Hydai antik kenti - Muğla, Milas, Damlıboğaz köyü
Damlıboğaz / Hydai, Muğla İl merkezinin batısında, Milas İlçesi'nin 6 km batı-güneybatısında, Hydai (Grekçe su[2]) antik kentinde yer alan bir düz yerleşmedir. Güllük Körfezi'ne açılan Sarıçay (antik dönemdeki adı Kybersos) Vadisi'ndeki Damlıboğaz Köyü'nün hemen yakınındadır.[3] Hydai antik kentinin MÖ 478 yılında kurulduğu, ancak Sarıçay'ın yatağının değişmesi üzerine ortaya çıkan mezarlıktaki buluntulara göre yerleşmede iskanın MÖ 3. binyıla kadar geri gittiği anlaşılmaktadır.[4] Kent sarp ve kayalık bir tepenin zirvesinde kurulmuştur. Attik Delos Birliği'ne Kydae adıyla üye olduğu bilinmektedir.[5]
Kazılar
Yerleşmede 2000 yılında Milas Müzesi'nin başkanlığında Muğla Üniversitesi Arkeoloji ve Sanat Tarihi Bölümü ile işbirliği içinde kurtarma kazıları başlatılmıştır.[3] Halen Muğla Üniversitesi Sosyal Bilimler Enstitüsü, Arkeoloji Anabilim Dalı'nca, Karia Bölgesi Kültür Envanterinin Çıkarılması ve Karia Dip Tarihi projeleri çerçevesinde yüzey araştırmaları ve kazı yapılmaktadır.[6]
Buluntular
Yerleşme 1970 yılından beri kaçak kazılarla yağmalanmakta olup çıkarılan çanak çömleğin tüme yakın kısmı tek bir alıcı tarafından toplanmıştır. Bu sayede dağılmadan toplanabilen bu koleksiyon 2001 yılında Sadret Hanım Müzesi tarafından satın alınmıştır.[4] Halen müzelerde ve özel koleksiyonda bulunan Damlıboğaz buluntusu çanak çömlekler, dünyanın en zengin koleksiyonlarından biri olarak kabul edilmektedir.[7] MÖ 3. binyıla tarihlenen koleksiyonda gaga ağızlı testiler, kulplu çömlek ve iki kulplu tankartlar bulunmaktadır.[4]
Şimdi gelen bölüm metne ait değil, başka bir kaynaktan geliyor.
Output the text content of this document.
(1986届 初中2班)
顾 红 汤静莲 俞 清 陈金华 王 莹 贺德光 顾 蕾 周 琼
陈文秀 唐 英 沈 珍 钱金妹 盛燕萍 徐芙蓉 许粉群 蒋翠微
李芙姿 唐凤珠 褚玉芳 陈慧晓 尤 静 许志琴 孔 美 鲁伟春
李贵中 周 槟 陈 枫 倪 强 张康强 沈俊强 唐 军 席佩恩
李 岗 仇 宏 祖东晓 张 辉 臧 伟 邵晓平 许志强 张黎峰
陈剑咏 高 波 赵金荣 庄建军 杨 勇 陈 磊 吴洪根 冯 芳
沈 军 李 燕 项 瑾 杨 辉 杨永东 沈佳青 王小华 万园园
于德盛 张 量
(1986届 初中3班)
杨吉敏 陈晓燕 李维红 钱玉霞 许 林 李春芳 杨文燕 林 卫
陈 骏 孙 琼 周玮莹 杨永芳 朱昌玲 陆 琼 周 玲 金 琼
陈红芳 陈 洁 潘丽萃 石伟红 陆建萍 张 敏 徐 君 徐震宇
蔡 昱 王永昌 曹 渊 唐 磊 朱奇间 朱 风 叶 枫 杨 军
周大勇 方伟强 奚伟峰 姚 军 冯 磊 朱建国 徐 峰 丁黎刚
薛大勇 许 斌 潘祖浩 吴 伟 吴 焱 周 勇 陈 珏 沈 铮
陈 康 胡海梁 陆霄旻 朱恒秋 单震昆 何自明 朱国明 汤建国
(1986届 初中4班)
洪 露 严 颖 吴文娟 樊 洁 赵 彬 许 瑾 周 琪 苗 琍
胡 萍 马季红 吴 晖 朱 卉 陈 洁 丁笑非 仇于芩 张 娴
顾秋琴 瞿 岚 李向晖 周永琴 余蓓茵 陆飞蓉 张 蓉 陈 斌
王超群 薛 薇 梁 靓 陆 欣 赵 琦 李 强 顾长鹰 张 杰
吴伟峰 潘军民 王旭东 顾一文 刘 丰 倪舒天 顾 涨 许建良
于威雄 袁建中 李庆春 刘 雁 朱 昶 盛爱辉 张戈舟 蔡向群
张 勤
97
Günümüzde Damlıboğaz Köyü'nün yaslandığı 150 – 160 metre yükseklikteki Kale Tepesi, Hydai'nin akropolisidir. Akropolisi saran, halka sur tarzındaki sur kuru duvar tekniği kullanılarak, toplama taşların yüzeyleri düzeltilmeden ve 3,3 – 3,5 metre kalınlıkta yapılmıştır. Sur boyunca, bir kule olduğunu işaret eden herhangi bir kanıt yoktur. Sub - Geometrik Dönem çanak çömleğine dayanılarak MÖ 7. yüzyılda inşa edildiği ileri sürülmektedir. Surların iç kısmında anakayaya oyulmuş, gömüt ve işlik olduğu düşünülen kaya döşemeleri dışında fazla bir kalıntı günümüze kalmamıştır.[5]
Kentte, Apollon ve Artemis'e, "atadan kalma tanırlar" (ya da ataların tanrıları "προγονικοι φεοι") olarak tapınılmıştır.[5][8] Bu iki tanrı adına akropolisde inşa edilen tapınak bu özelliğiyle Olympos'taki tapınağa benzemektedir. Etrafı duvarla çevrili olup giriş güneydoğudan verilmiştir.[5]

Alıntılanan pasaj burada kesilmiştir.